強硬離脱派は、EUが移行期間の条件とした「ヒトの移動の自由の継続」や移行期間中に新たに制定された新法も含めて「EU法を受け入れ」、「EU司法裁判所の管轄を認める」ことに反対だった。しかし、「確実に離脱」するために「円滑な離脱」に必要な譲歩をした。強硬離脱派にとっては通商交渉の自由という成果も得られた。

移行期間についての合意で、2019年3月にかけての英国経済の急減速のリスクはとりあえず低下したが、EU離脱の道筋はなお不透明だ。2019年3月の円滑な離脱の前提には、英国とEUが「離脱協定」と「将来の関係に関する政治宣言」で今年10月にも合意することがあり、その実現は決して楽観視できないからだ。

アイルランドめぐり移行期間白紙化も

離脱協定については、2017年12月の大枠合意を基に、欧州委員会が草案を作成しているが、まだ未合意の領域も残っている。特に、付属議定書として盛り込まれているアイルランドと北アイルランドとの国境問題では隔たりが埋まっていない。

3月19日に欧州委員会が公開した129ページの離脱協定草案は、合意済みの条文には「緑色」、政策目的では合意済みだが変更などの可能性がある条文には「黄色」のマーカーが塗られている。他方、EU側の提案で協議中だが、合意に達していない条文は「白色」のままとなっている。

EUが離脱協定の交渉開始時に優先領域とした3つに注目すると、市民の権利と清算金はすべての条文が「緑色」だが、アイルランド問題の付属議定書では「緑色」は両国間の自由な移動を認める「共通旅行区域(CTA)」の継続など、ごく限られている。「厳格な国境管理の回避」の方針は「黄色」、つまり一致しているが、「EUと北アイルランドを共通規制区域とし、北アイルランドがEUの関税同盟に残る」という条文は「白色」のまま、つまり、EUの提案の段階にとどまっている。

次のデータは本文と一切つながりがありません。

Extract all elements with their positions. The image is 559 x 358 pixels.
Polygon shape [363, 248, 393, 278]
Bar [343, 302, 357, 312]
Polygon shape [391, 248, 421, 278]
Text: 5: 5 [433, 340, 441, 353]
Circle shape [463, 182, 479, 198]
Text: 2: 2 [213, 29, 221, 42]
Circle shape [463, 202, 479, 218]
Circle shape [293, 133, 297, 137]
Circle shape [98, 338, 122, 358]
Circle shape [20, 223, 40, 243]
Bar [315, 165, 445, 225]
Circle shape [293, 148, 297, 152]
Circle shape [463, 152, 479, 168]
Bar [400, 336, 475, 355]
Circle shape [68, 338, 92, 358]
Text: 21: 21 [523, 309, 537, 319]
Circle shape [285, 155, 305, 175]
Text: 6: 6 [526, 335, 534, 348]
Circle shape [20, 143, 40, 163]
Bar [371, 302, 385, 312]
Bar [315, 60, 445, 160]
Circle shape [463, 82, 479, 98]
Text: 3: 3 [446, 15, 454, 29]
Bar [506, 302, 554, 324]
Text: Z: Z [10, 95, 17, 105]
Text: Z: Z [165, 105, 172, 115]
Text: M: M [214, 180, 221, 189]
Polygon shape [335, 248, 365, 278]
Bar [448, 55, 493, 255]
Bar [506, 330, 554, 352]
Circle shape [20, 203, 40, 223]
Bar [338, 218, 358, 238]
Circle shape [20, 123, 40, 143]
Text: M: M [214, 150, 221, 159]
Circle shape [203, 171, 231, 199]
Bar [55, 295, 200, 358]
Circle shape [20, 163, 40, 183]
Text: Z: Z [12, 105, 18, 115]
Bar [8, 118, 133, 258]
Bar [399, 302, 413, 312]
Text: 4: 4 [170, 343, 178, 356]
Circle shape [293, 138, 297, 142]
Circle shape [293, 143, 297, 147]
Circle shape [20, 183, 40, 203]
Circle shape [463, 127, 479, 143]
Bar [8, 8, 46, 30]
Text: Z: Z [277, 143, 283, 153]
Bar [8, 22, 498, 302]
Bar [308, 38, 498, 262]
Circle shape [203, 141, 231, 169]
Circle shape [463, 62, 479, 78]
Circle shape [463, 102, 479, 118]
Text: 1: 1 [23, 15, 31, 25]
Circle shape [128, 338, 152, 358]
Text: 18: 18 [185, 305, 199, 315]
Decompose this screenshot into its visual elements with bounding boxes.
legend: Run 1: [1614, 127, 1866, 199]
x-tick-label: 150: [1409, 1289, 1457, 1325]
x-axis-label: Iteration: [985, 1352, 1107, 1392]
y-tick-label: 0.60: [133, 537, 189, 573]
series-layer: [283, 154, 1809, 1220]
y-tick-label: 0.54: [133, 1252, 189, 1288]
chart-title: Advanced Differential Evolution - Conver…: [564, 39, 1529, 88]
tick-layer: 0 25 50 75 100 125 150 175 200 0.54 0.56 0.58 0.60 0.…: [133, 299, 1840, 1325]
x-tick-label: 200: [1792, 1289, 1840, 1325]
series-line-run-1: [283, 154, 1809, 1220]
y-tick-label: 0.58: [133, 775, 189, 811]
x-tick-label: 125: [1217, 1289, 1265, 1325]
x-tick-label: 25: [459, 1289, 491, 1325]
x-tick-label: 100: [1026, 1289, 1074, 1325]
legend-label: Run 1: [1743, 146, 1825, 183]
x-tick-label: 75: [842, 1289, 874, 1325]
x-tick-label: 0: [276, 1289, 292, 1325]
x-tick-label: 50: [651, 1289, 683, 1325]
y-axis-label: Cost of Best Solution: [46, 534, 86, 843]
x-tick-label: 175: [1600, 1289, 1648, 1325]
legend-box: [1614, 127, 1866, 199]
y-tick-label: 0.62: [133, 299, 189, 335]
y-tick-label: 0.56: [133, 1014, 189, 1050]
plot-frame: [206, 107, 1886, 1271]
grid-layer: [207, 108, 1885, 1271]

メイ首相は、英国内に関税や規制の境界を設けるEU提案に強く反発している。だが、メイ首相が2月2日の演説で示した方針は、ITを活用し、アイルランド国境を越える取引の大部分を占める中小企業は規制の対象外とし、大企業に対しては手続きを合理化するといったもので、具体性に乏しい。

今年10月までにアイルランド問題で合意できなければ、離脱協定全体が白紙化するリスクもある。付属議定書の適用は「移行期間終了後」であり、詳細は移行期間中に協議するという妥協の余地はありそうだが、楽観は禁物だ。

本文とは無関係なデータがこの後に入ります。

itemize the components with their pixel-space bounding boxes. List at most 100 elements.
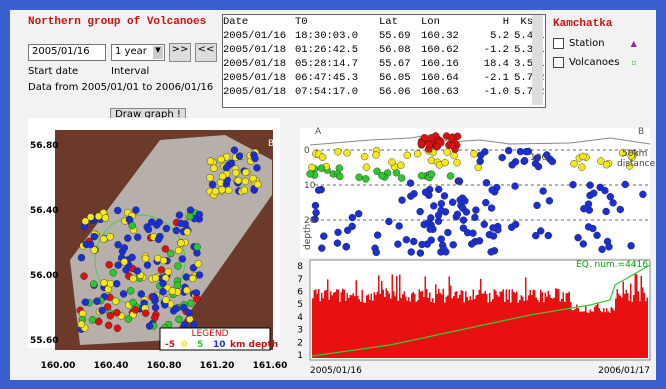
hist-bar xyxy=(443,289,445,358)
hist-bar xyxy=(417,300,419,358)
section-dot xyxy=(601,187,608,194)
hist-bar xyxy=(513,292,515,358)
event-dot xyxy=(151,314,158,321)
section-dot xyxy=(427,226,434,233)
section-dot xyxy=(453,159,460,166)
event-dot xyxy=(225,187,232,194)
section-dot xyxy=(570,160,577,167)
hist-bar xyxy=(647,298,649,358)
hist-bar xyxy=(641,276,643,358)
hist-bar xyxy=(438,289,440,358)
event-dot xyxy=(179,255,186,262)
hist-bar xyxy=(644,293,646,358)
section-dot xyxy=(603,161,610,168)
hist-bar xyxy=(401,298,403,358)
section-dot xyxy=(315,187,322,194)
section-dot xyxy=(540,188,547,195)
event-dot xyxy=(132,306,139,313)
section-dot xyxy=(575,234,582,241)
hist-bar xyxy=(642,287,644,358)
section-dot xyxy=(449,142,456,149)
section-dot xyxy=(580,240,587,247)
hist-y-tick: 1 xyxy=(297,351,303,361)
hist-bar xyxy=(348,298,350,358)
hist-bar xyxy=(338,290,340,358)
hist-bar xyxy=(333,293,335,358)
hist-bar xyxy=(396,276,398,358)
hist-bar xyxy=(543,302,545,358)
hist-bar xyxy=(332,295,334,358)
section-dot xyxy=(428,237,435,244)
section-dot xyxy=(417,250,424,257)
hist-bar xyxy=(630,284,632,358)
section-dot xyxy=(428,171,435,178)
event-dot xyxy=(207,158,214,165)
event-dot xyxy=(121,244,128,251)
hist-bar xyxy=(483,293,485,358)
hist-bar xyxy=(329,300,331,358)
event-dot xyxy=(152,275,159,282)
hist-bar xyxy=(618,294,620,358)
hist-bar xyxy=(377,292,379,358)
hist-bar xyxy=(345,301,347,358)
hist-bar xyxy=(314,290,316,358)
hist-bar xyxy=(558,289,560,358)
section-dot xyxy=(546,197,553,204)
section-dot xyxy=(521,157,528,164)
section-dot xyxy=(444,149,451,156)
event-dot xyxy=(78,254,85,261)
section-dot xyxy=(448,134,455,141)
hist-bar xyxy=(419,289,421,358)
section-dot xyxy=(472,207,479,214)
hist-bar xyxy=(411,293,413,358)
event-dot xyxy=(219,173,226,180)
distance-tick: 100 xyxy=(530,153,547,163)
hist-bar xyxy=(515,293,517,358)
event-dot xyxy=(106,261,113,268)
section-dot xyxy=(374,232,381,239)
section-dot xyxy=(410,238,417,245)
event-dot xyxy=(236,153,243,160)
event-dot xyxy=(127,287,134,294)
section-dot xyxy=(422,189,429,196)
section-dot xyxy=(512,221,519,228)
hist-bar xyxy=(408,297,410,358)
section-dot xyxy=(461,197,468,204)
event-dot xyxy=(187,213,194,220)
section-dot xyxy=(441,192,448,199)
x-tick-label: 160.40 xyxy=(94,361,129,371)
event-dot xyxy=(176,212,183,219)
event-dot xyxy=(174,282,181,289)
hist-x0: 2005/01/16 xyxy=(310,366,362,376)
event-dot xyxy=(242,169,249,176)
event-dot xyxy=(126,216,133,223)
hist-bar xyxy=(471,300,473,358)
hist-bar xyxy=(561,299,563,358)
event-dot xyxy=(156,219,163,226)
event-dot xyxy=(99,307,106,314)
section-dot xyxy=(481,221,488,228)
hist-bar xyxy=(495,291,497,358)
hist-bar xyxy=(591,311,593,358)
event-dot xyxy=(173,227,180,234)
event-dot xyxy=(138,291,145,298)
hist-bar xyxy=(504,302,506,358)
hist-bar xyxy=(635,273,637,358)
hist-bar xyxy=(609,313,611,358)
hist-bar xyxy=(446,297,448,358)
event-dot xyxy=(151,293,158,300)
section-dot xyxy=(335,229,342,236)
event-dot xyxy=(81,273,88,280)
event-dot xyxy=(158,266,165,273)
hist-bar xyxy=(315,289,317,358)
hist-bar xyxy=(432,298,434,358)
section-dot xyxy=(549,158,556,165)
hist-y-tick: 5 xyxy=(297,300,303,310)
hist-bar xyxy=(351,295,353,358)
hist-bar xyxy=(567,293,569,358)
section-dot xyxy=(426,141,433,148)
section-dot xyxy=(578,164,585,171)
event-dot xyxy=(78,321,85,328)
hist-bar xyxy=(633,295,635,358)
screen: Northern group of Volcanoes 2005/01/16 1… xyxy=(0,0,666,389)
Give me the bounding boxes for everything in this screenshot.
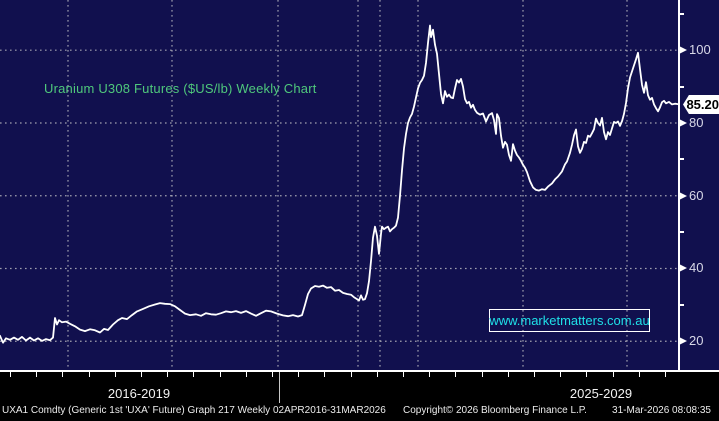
y-axis-minor-tick	[678, 303, 684, 306]
x-axis-minor-tick	[560, 372, 562, 377]
x-axis-line	[0, 370, 719, 372]
price-line	[0, 24, 678, 344]
x-axis-minor-tick	[638, 372, 640, 377]
y-axis-minor-tick	[678, 158, 684, 161]
x-axis-label-2016-2019: 2016-2019	[107, 386, 171, 401]
footer-timestamp: 31-Mar-2026 08:08:35	[612, 405, 711, 416]
x-axis-minor-tick	[665, 372, 666, 377]
price-chart-canvas	[0, 0, 678, 370]
x-axis-minor-tick	[586, 372, 588, 377]
x-axis-minor-tick	[219, 372, 221, 377]
y-axis-minor-tick	[678, 231, 684, 234]
x-axis-minor-tick	[245, 372, 247, 377]
y-axis-tick-arrow-icon	[679, 118, 687, 127]
y-axis-minor-tick	[678, 12, 684, 15]
x-axis-minor-tick	[114, 372, 116, 377]
y-axis-tick-arrow-icon	[679, 337, 687, 346]
x-axis-minor-tick	[429, 372, 431, 377]
x-axis-minor-tick	[36, 372, 38, 377]
x-axis-minor-tick	[350, 372, 352, 377]
last-price-tag: 85.20	[683, 95, 719, 114]
x-axis-minor-tick	[376, 372, 378, 377]
x-axis-minor-tick	[62, 372, 64, 377]
x-axis-minor-tick	[403, 372, 404, 377]
y-axis-tick-arrow-icon	[679, 191, 687, 200]
y-axis-tick-label-20: 20	[689, 333, 704, 349]
x-axis-label-2025-2029: 2025-2029	[569, 386, 633, 401]
x-axis-minor-tick	[193, 372, 195, 377]
chart-title: Uranium U308 Futures ($US/lb) Weekly Cha…	[44, 81, 317, 96]
x-axis-minor-tick	[612, 372, 614, 377]
y-axis-minor-tick	[678, 85, 684, 88]
x-axis-minor-tick	[481, 372, 483, 377]
watermark-link[interactable]: www.marketmatters.com.au	[489, 309, 650, 332]
y-axis: 85.20 100 80 60 40 20	[678, 0, 719, 372]
y-axis-tick-label-100: 100	[689, 42, 711, 58]
footer-security-info: UXA1 Comdty (Generic 1st 'UXA' Future) G…	[2, 405, 386, 416]
y-axis-line	[678, 0, 680, 370]
y-axis-tick-label-60: 60	[689, 187, 704, 203]
x-axis-period-divider	[279, 372, 280, 403]
last-price-value: 85.20	[686, 97, 719, 112]
x-axis-minor-tick	[298, 372, 300, 377]
chart-plot-area: Uranium U308 Futures ($US/lb) Weekly Cha…	[0, 0, 678, 370]
footer-copyright: Copyright© 2026 Bloomberg Finance L.P.	[403, 405, 587, 416]
y-axis-tick-arrow-icon	[679, 46, 687, 55]
footer-bar: UXA1 Comdty (Generic 1st 'UXA' Future) G…	[0, 404, 719, 419]
watermark-url-text: www.marketmatters.com.au	[489, 313, 650, 328]
y-axis-tick-label-40: 40	[689, 260, 704, 276]
x-axis-minor-tick	[324, 372, 326, 377]
x-axis-minor-tick	[167, 372, 169, 377]
x-axis-minor-tick	[88, 372, 90, 377]
y-axis-tick-arrow-icon	[679, 264, 687, 273]
x-axis-minor-tick	[141, 372, 142, 377]
x-axis-minor-tick	[10, 372, 11, 377]
y-axis-tick-label-80: 80	[689, 114, 704, 130]
x-axis-minor-tick	[534, 372, 535, 377]
x-axis-minor-tick	[455, 372, 457, 377]
x-axis-minor-tick	[272, 372, 273, 377]
x-axis-minor-tick	[507, 372, 509, 377]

「将来の関係に関する政治宣言」をめぐる英国とEUの隔たりの大きさも不安材料だ。メイ首相は3月の演説で、財については、「可能なかぎり摩擦のない取引」を要望し、化学、医薬品、航空産業などはEU機関に準加盟国として参加する意向を示した。さらに、サービス業もFTAに幅広く盛り込み、金融業については相互承認によるアクセスを求めた。

しかしEUは、単一市場、関税同盟からの離脱は「摩擦を伴う」ものであり、産業ごとの単一市場参加も認めない方針だ。サービス市場へのアクセスは「ホスト国」すなわちEUのルールに基づくとし、相互承認によるアクセスに消極的姿勢を示した。

こうした隔たりを乗り越えて、今年10月までに「政治宣言」に必要な大枠合意はできたとしても、新しい関係への円滑な移行が保証されるわけではない。そもそも、わずか21カ月という短い移行期間中に、広範なFTAを締結し、発効までこぎ着けることは、かなり困難な作業とみられる。

激変リスクは先送りされただけか

3月のEU首脳会議での移行期間の合意で、1年後のEU離脱時の激変は回避される見通しとなったが、「離脱協定」に「白色」の条文が散見される現段階では、激変回避は確実とはいえない。英国経済に急ブレーキがかかるリスクも排除はしきれない。

移行期間入り後のFTAの交渉の進捗状況次第では、単に、激変のタイミングが2020年末に先送りされただけということにもなりかねない。

BOEの5月の追加利上げを探る動きの背景には、EU離脱をめぐる不確実性が持続することを前提に、先行きの政策対応の余地を確保しておく必要に迫られていることもあるように感じる。